After that, the dataframe clean_date_df is being further processed and shift_time is the datetime column to be extracted again.

from wrangle_in_py.extracting_ymd_hms import extracting_hms

clean_datetime_df = extracting_hms(clean_date_df, "shift_time")

clean_datetime_df
shift_time employee_id shift_time_year shift_time_month shift_time_day shift_time_hour shift_time_minute shift_time_second
0 2025-01-01 09:00:00 101 2025 1 1 9 0 0
1 2025-01-01 17:00:00 102 2025 1 1 17 0 0
2 2025-01-04 01:00:00 103 2025 1 4 1 0 0
3 2025-01-02 09:00:00 104 2025 1 2 9 0 0
4 2025-01-02 17:00:00 105 2025 1 2 17 0 0
5 2025-01-03 01:00:00 106 2025 1 3 1 0 0
6 2025-01-05 09:00:00 107 2025 1 5 9 0 0
7 2025-01-03 17:00:00 102 2025 1 3 17 0 0
9 2025-01-04 09:00:00 108 2025 1 4 9 0 0
10 2025-01-04 17:00:00 109 2025 1 4 17 0 0
11 2025-01-05 01:00:00 110 2025 1 5 1 0 0
12 2025-01-05 09:00:00 101 2025 1 5 9 0 0
13 2025-01-05 17:00:00 111 2025 1 5 17 0 0
14 2025-01-06 01:00:00 112 2025 1 6 1 0 0

The shift_time is further extracted and three columns, shift_time_hour, shift_time_minute, and shift_time_second are added.

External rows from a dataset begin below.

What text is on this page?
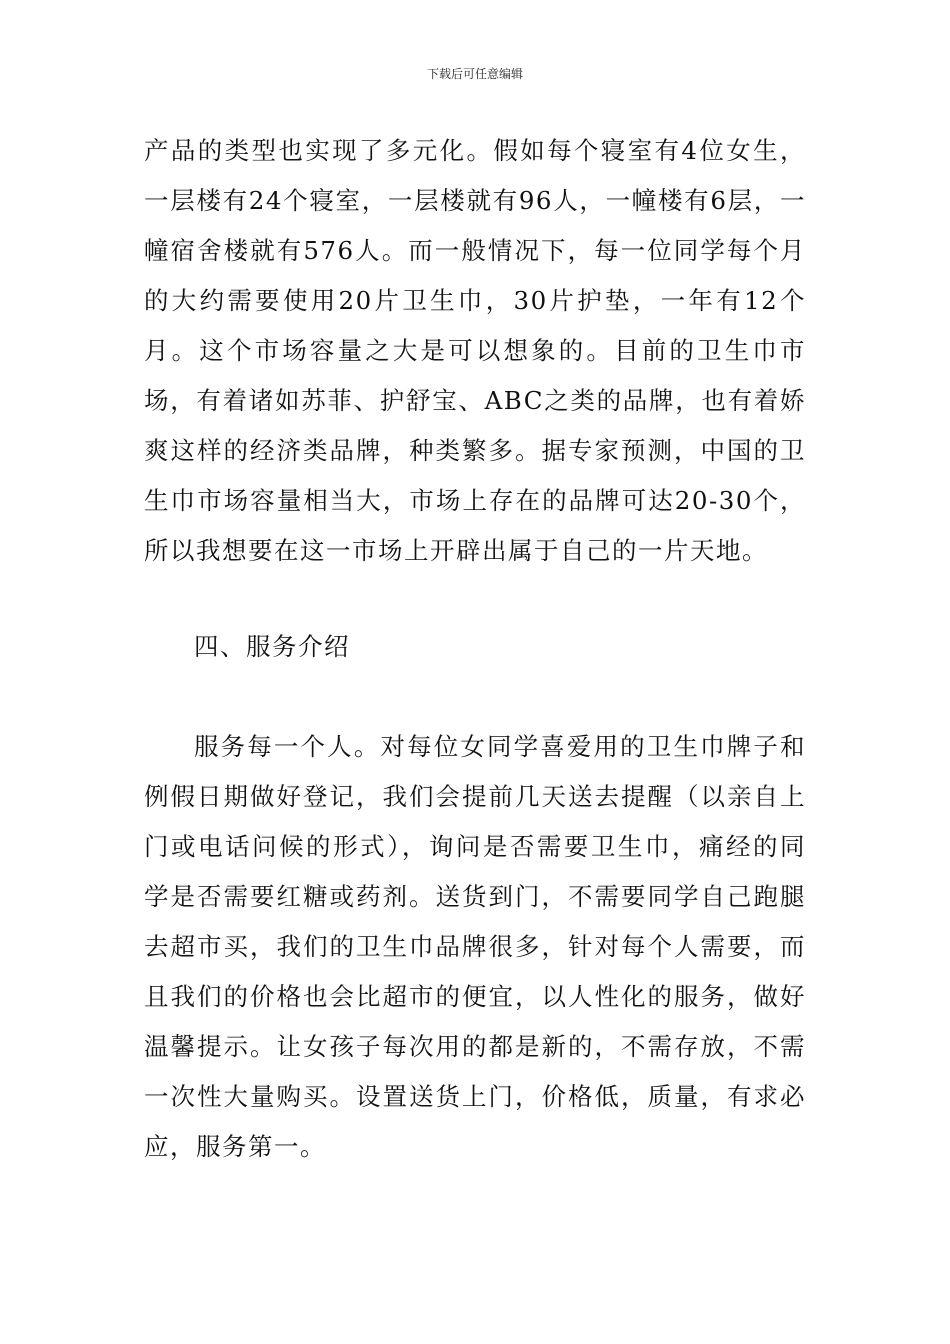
下载后可任意编辑

产品的类型也实现了多元化。假如每个寝室有4位女生，一层楼有24个寝室，一层楼就有96人，一幢楼有6层，一幢宿舍楼就有576人。而一般情况下，每一位同学每个月的大约需要使用20片卫生巾，30片护垫，一年有12个月。这个市场容量之大是可以想象的。目前的卫生巾市场，有着诸如苏菲、护舒宝、ABC之类的品牌，也有着娇爽这样的经济类品牌，种类繁多。据专家预测，中国的卫生巾市场容量相当大，市场上存在的品牌可达20-30个，所以我想要在这一市场上开辟出属于自己的一片天地。

四、服务介绍

服务每一个人。对每位女同学喜爱用的卫生巾牌子和例假日期做好登记，我们会提前几天送去提醒（以亲自上门或电话问候的形式），询问是否需要卫生巾，痛经的同学是否需要红糖或药剂。送货到门，不需要同学自己跑腿去超市买，我们的卫生巾品牌很多，针对每个人需要，而且我们的价格也会比超市的便宜，以人性化的服务，做好温馨提示。让女孩子每次用的都是新的，不需存放，不需一次性大量购买。设置送货上门，价格低，质量，有求必应，服务第一。
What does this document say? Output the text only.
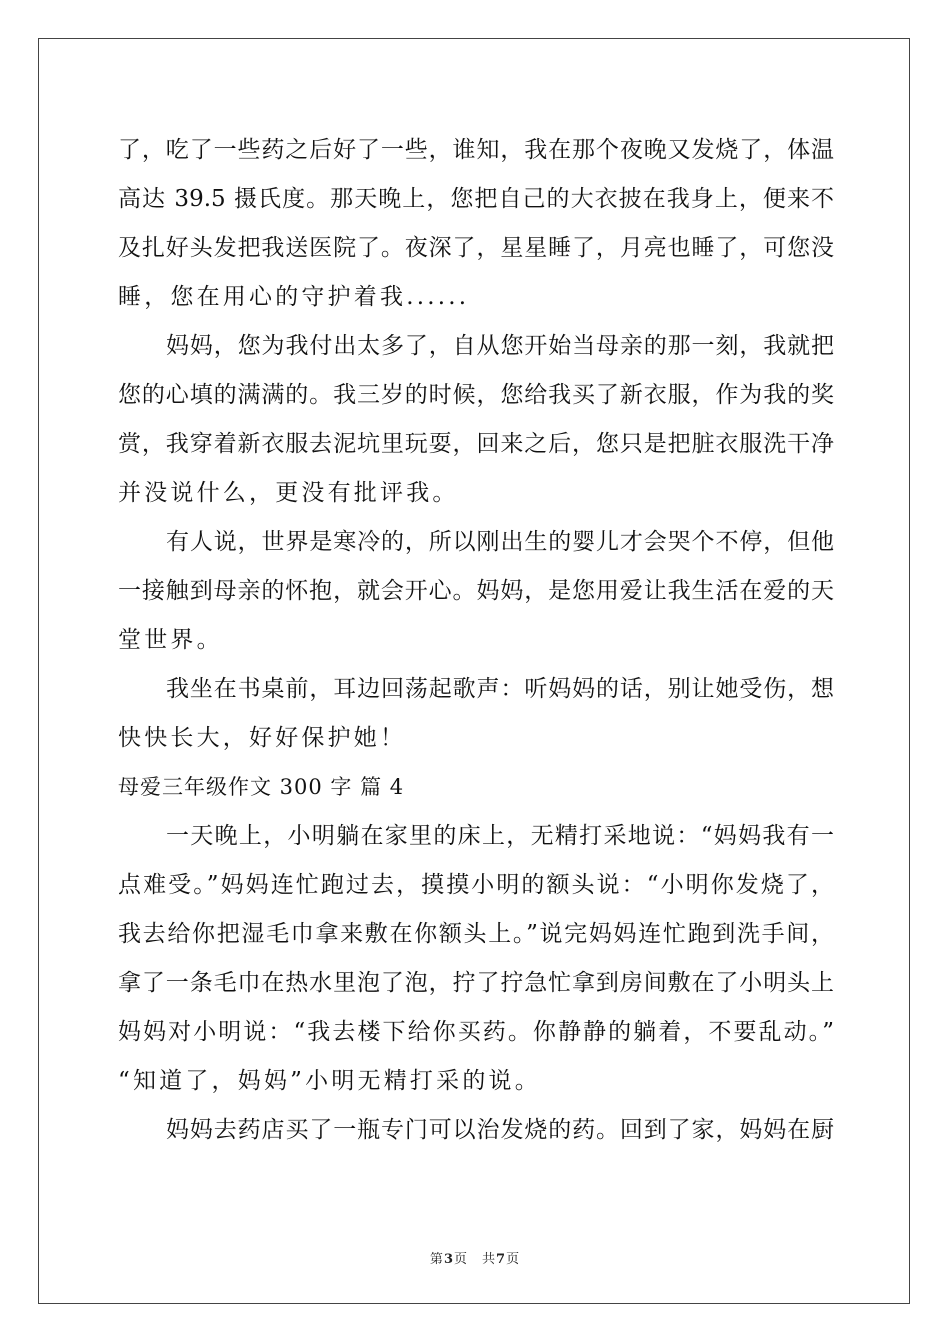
了，吃了一些药之后好了一些，谁知，我在那个夜晚又发烧了，体温
高达 39.5 摄氏度。那天晚上，您把自己的大衣披在我身上，便来不
及扎好头发把我送医院了。夜深了，星星睡了，月亮也睡了，可您没
睡，您在用心的守护着我......
妈妈，您为我付出太多了，自从您开始当母亲的那一刻，我就把
您的心填的满满的。我三岁的时候，您给我买了新衣服，作为我的奖
赏，我穿着新衣服去泥坑里玩耍，回来之后，您只是把脏衣服洗干净
并没说什么，更没有批评我。
有人说，世界是寒冷的，所以刚出生的婴儿才会哭个不停，但他
一接触到母亲的怀抱，就会开心。妈妈，是您用爱让我生活在爱的天
堂世界。
我坐在书桌前，耳边回荡起歌声：听妈妈的话，别让她受伤，想
快快长大，好好保护她！
母爱三年级作文 300 字 篇 4
一天晚上，小明躺在家里的床上，无精打采地说：“妈妈我有一
点难受。”妈妈连忙跑过去，摸摸小明的额头说：“小明你发烧了，
我去给你把湿毛巾拿来敷在你额头上。”说完妈妈连忙跑到洗手间，
拿了一条毛巾在热水里泡了泡，拧了拧急忙拿到房间敷在了小明头上
妈妈对小明说：“我去楼下给你买药。你静静的躺着，不要乱动。”
“知道了，妈妈”小明无精打采的说。
妈妈去药店买了一瓶专门可以治发烧的药。回到了家，妈妈在厨
第3页 共7页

Now her dataset has column names that are easy to work with, no duplicated rows, no columns with missing data or redundant info, and individual columns for date and time info Susie can go ahead and analyze her staffing needs and begin planning for her next location!

This ends our tutorial on the wrangle_in_py python package. If you require more functions relating to dataframes you can find more info on built-in functions in pandas by reading pandas documentation.